La conversione del Papa
Un’esortazione scritta a due mani e in castigliano. La chiave ermeneutica sta ad Aparecida (e nelle note a piè pagina)
Il programma del Papa gesuita è ambizioso: dalla conversione del papato al rafforzamento degli episcopati locali. Non un cambiamento di facciata, ma qualcosa di più profondo, scrive Francesco: le conferenze episcopali dovranno essere concepite come soggetti di attribuzioni concrete, “includendo anche qualche autentica autorità dottrinale”. Bando al centralismo che, “anziché aiutare, complica la vita della chiesa e la sua dinamica missionaria”. Ecco perché, “è necessaria una salutare decentralizzazione”. Sinodalità e collegialità, obiettivi che Francesco chiede di realizzare prendendo spunto dai “fratelli ortodossi”. Così, se “il grigio pragmatismo della vita quotidiana della chiesa” è “la più grande minaccia” di oggi, Francesco esorta a non lasciarsi prendere da un “pessimismo sterile”. Mette in guardia sui pericoli della mondanità spirituale finalizzata a esaltare “la gloria umana”, torna alla carica contro gli imbalsamatori che “si sentono superiori agli altri perché irremovibilmente fedeli a un certo stile cattolico proprio del passato” che “invece di evangelizzare, classificano gli altri”. Cita i farisei, “vanagloriosi che cercavano solo gloria e benessere”. Una mondanità spirituale che si alimenta in due modi, “il fascino dello gnosticismo, una fede rinchiusa nel soggettivismo dove interessa unicamente una determinata esperienza” e “il neopelagianesimo autoreferenziale di coloro che fanno affidamento unicamente sulle proprie forze”. Fornisce un manuale ai preti su come si fa un’omelia, “che deve essere breve ed evitare di sembrare una conferenza o una lezione”. Un predicatore che non si prepara bene a questo “importante ministero”, aggiunge Francesco, “è disonesto e irresponsabile”. La buona omelia “deve contenere un’idea, un sentimento e un’immagine”.

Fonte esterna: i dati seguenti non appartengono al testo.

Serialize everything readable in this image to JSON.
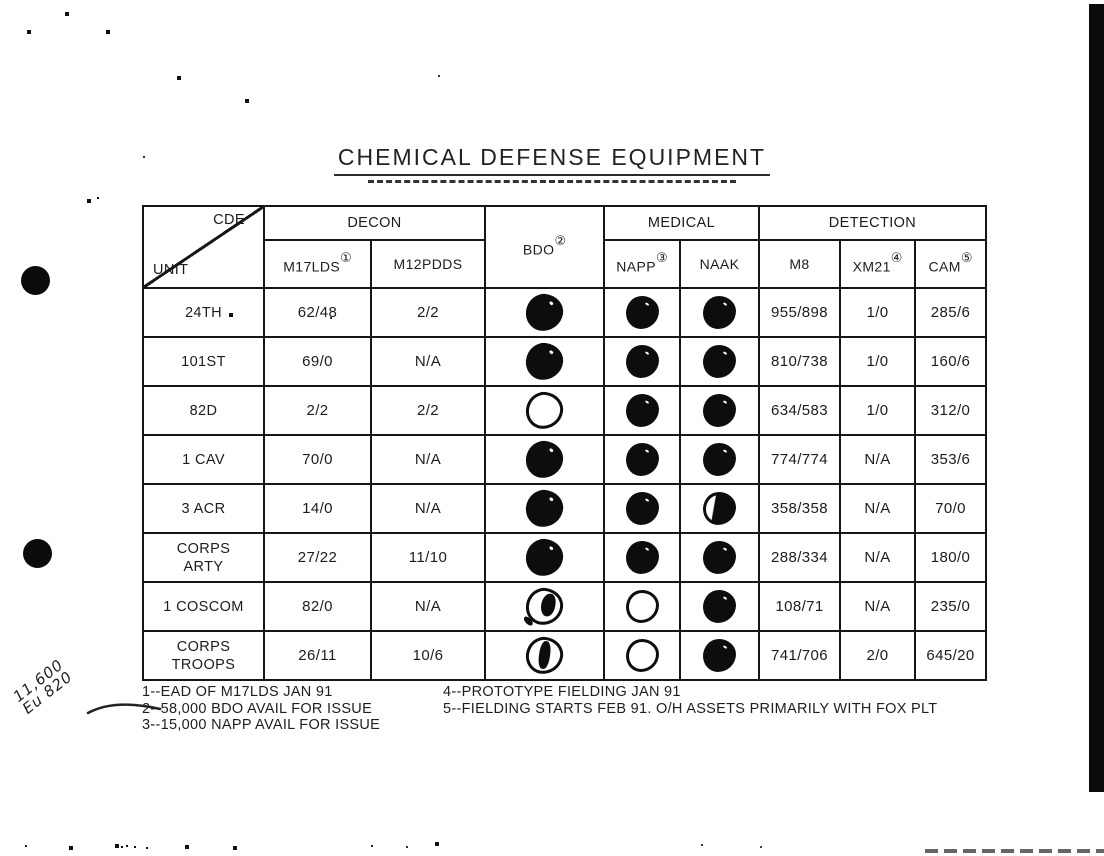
{
  "title": "CHEMICAL DEFENSE EQUIPMENT",
  "table": {
    "corner": {
      "top": "CDE",
      "bottom": "UNIT"
    },
    "groups": {
      "decon": "DECON",
      "medical": "MEDICAL",
      "detection": "DETECTION"
    },
    "columns": {
      "m17lds": {
        "label": "M17LDS",
        "note": "①"
      },
      "m12pdds": {
        "label": "M12PDDS",
        "note": ""
      },
      "bdo": {
        "label": "BDO",
        "note": "②"
      },
      "napp": {
        "label": "NAPP",
        "note": "③"
      },
      "naak": {
        "label": "NAAK",
        "note": ""
      },
      "m8": {
        "label": "M8",
        "note": ""
      },
      "xm21": {
        "label": "XM21",
        "note": "④"
      },
      "cam": {
        "label": "CAM",
        "note": "⑤"
      }
    },
    "rows": [
      {
        "unit": "24TH",
        "m17lds": "62/48",
        "m12pdds": "2/2",
        "bdo": "filled",
        "napp": "filled",
        "naak": "filled",
        "m8": "955/898",
        "xm21": "1/0",
        "cam": "285/6"
      },
      {
        "unit": "101ST",
        "m17lds": "69/0",
        "m12pdds": "N/A",
        "bdo": "filled",
        "napp": "filled",
        "naak": "filled",
        "m8": "810/738",
        "xm21": "1/0",
        "cam": "160/6"
      },
      {
        "unit": "82D",
        "m17lds": "2/2",
        "m12pdds": "2/2",
        "bdo": "empty",
        "napp": "filled",
        "naak": "filled",
        "m8": "634/583",
        "xm21": "1/0",
        "cam": "312/0"
      },
      {
        "unit": "1 CAV",
        "m17lds": "70/0",
        "m12pdds": "N/A",
        "bdo": "filled",
        "napp": "filled",
        "naak": "filled",
        "m8": "774/774",
        "xm21": "N/A",
        "cam": "353/6"
      },
      {
        "unit": "3 ACR",
        "m17lds": "14/0",
        "m12pdds": "N/A",
        "bdo": "filled",
        "napp": "filled",
        "naak": "half",
        "m8": "358/358",
        "xm21": "N/A",
        "cam": "70/0"
      },
      {
        "unit": "CORPS\nARTY",
        "m17lds": "27/22",
        "m12pdds": "11/10",
        "bdo": "filled",
        "napp": "filled",
        "naak": "filled",
        "m8": "288/334",
        "xm21": "N/A",
        "cam": "180/0"
      },
      {
        "unit": "1 COSCOM",
        "m17lds": "82/0",
        "m12pdds": "N/A",
        "bdo": "partial-right",
        "napp": "empty",
        "naak": "filled",
        "m8": "108/71",
        "xm21": "N/A",
        "cam": "235/0"
      },
      {
        "unit": "CORPS\nTROOPS",
        "m17lds": "26/11",
        "m12pdds": "10/6",
        "bdo": "partial-center",
        "napp": "empty",
        "naak": "filled",
        "m8": "741/706",
        "xm21": "2/0",
        "cam": "645/20"
      }
    ]
  },
  "footnotes": {
    "left": [
      "1--EAD OF M17LDS JAN 91",
      "2--58,000 BDO AVAIL FOR ISSUE",
      "3--15,000 NAPP AVAIL FOR ISSUE"
    ],
    "right": [
      "4--PROTOTYPE FIELDING JAN 91",
      "5--FIELDING STARTS FEB 91. O/H ASSETS PRIMARILY WITH FOX PLT"
    ]
  },
  "handwriting": {
    "line1": "11,600",
    "line2": "Eu 820"
  }
}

Torna poi a parlare di pastorale sacramentale, di battesimo ed eucaristia, di matrimonio come “contributo indispensabile alla società”. Nota che “l’individualismo postmoderno e globalizzato favorisce uno stile di vita che snatura i vincoli familiari”; ribadisce che la “secolarizzazione tende a ridurre la fede e la chiesa all’ambito privato e intimo” e che, “negando ogni trascendenza, ha prodotto una crescente deformazione etica, un indebolimento del senso del peccato personale e sociale”. Ad aumentare, dice il Papa, è “il relativismo, che dà luogo a un disorientamento generalizzato”. Ma nella gioia del Vangelo da annunciare ci sono anche alcuni punti fermi sui quali “non ci si deve attendere cha la chiesa cambi posizione”. La tutela della vita dei “bambini nascituri”, prima di tutto, “ai quali oggi si vuole negare la dignità umana al fine di poterne fare quello che si vuole, togliendo loro la vita e promuovendo legislazioni in modo che nessuno possa impedirlo”. Non cede, il Pontefice, a chi “frequentamente, per ridicolizzare allegramente la difesa che la chiesa fa delle vite dei nascituri, fa in modo di presentare la sua posizione come qualcosa di ideologico, oscurantista e conservatore”. Un essere umano, aggiunge Francesco, “è sempre sacro e inviolabile, in qualunque situazione e in ogni fase del suo sviluppo. E’ un fine in se stesso e mai un mezzo per risolvere altre difficoltà. Se cade questa convinzione, non rimangono solide fondamenta per la difesa dei diritti umani, che sarebbero sempre soggetti alle convenienze contingenti dei potenti di turno”. Questo, chiarisce Bergoglio, “non è un argomento soggetto a presunte riforme o a modernizzazioni”. Perché “non è progressista pretendere di risolvere i problemi eliminando una vita umana”.